Tripe and other unidentified body parts

The market was excellent, a real paradise for foodies! I wish there was somewhere like that near here. Practically every meat stall had tripe for sale, which is apparently a Florentine speciality. There was also a pork stall selling ears, tongues, heads, tails and trotters, and another stall selling horse meat. I think if you are going to eat meat you shouldn't be precious about what you eat. There is no difference between killing a cow or pig and eating it than eating a cat, or horse, or dog. Plus if you are going to go to all that trouble, you might as well get your money's worth and eat the offal. Yum. (Although it was far too early in the morning for me to be brave enough to try a tripe burger.)

Miniature tartlette in Dolcissima

While wandering around the Oltrarno artisan district, we found a old fashioned bakery called Dolcissima. We'd just eaten, so weren't in the mood for anything too big. Instead I got a miniature tart of custard and baby raspberries. It was small but perfectly formed, and made me wish I lived nearby so I could buy boxes of these for parties.

Pizza with Capers and Anchovies

We couldn't go to Italy without trying some pizza, so we headed to Gusta pizza. The poor €:£ rate meant we were keen for a cheap meal, and we'd seen the wood buning oven in Gusta pizza while wandering around earlier in the day, as well as a good write up in the guide book. The place was basic, with orders being taken at the till and dispensed by order number. Eat in pizzas were served on a cardboard platter with plastic cutlery. Seating was on bar stools around empty wine casks, and drinks were self-served from a fridge. However, the pizza had a crispy base, with rich doughy crusts, and the toppings were simple but generous.
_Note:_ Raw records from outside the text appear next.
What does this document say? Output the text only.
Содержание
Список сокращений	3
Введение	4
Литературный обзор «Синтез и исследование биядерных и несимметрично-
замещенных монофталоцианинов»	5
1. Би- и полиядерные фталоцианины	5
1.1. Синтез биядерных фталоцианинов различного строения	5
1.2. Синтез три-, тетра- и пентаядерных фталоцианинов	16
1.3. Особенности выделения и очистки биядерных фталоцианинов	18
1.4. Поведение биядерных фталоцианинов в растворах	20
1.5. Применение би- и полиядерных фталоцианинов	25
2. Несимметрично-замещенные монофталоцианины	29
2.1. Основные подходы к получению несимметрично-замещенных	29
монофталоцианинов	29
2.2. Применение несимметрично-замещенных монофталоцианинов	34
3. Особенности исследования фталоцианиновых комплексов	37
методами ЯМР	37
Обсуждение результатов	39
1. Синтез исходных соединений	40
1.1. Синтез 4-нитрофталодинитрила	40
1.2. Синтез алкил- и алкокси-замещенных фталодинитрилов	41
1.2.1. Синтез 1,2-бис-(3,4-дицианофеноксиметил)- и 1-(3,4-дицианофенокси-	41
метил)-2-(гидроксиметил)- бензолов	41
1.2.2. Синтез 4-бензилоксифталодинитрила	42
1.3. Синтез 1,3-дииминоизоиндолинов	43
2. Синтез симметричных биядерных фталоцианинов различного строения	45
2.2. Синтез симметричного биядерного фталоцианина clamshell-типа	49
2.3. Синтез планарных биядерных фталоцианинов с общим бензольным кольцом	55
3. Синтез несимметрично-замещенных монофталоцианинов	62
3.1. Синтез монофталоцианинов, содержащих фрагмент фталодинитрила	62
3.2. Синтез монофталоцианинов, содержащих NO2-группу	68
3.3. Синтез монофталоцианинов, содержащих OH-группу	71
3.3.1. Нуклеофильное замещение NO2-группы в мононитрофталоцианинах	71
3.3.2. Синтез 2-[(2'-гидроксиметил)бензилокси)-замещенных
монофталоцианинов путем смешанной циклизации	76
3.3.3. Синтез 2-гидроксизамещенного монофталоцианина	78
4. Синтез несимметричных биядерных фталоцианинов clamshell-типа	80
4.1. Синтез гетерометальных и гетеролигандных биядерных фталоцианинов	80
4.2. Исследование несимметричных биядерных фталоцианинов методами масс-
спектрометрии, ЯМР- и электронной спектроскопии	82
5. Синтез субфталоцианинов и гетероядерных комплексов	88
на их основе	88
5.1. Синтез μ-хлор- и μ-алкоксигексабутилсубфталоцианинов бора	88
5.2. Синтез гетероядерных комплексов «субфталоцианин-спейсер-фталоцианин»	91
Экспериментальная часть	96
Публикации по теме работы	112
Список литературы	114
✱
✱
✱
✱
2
Probably one of the cheapest meals we had, but also one of the tastiest too.

Random Graffitti

This graffiti was everywhere. I have no idea what the significance is.


Lorraine @ Not Quite Nigella said...

It looks wonderful! I've always wanted to go to Italy to have pizza :) That graffiti is very random!

Jenny said...

I really hope someone just wanted to publicise their love for a certain dairy product! I might start scrawling "cake" on various historic buildings round here!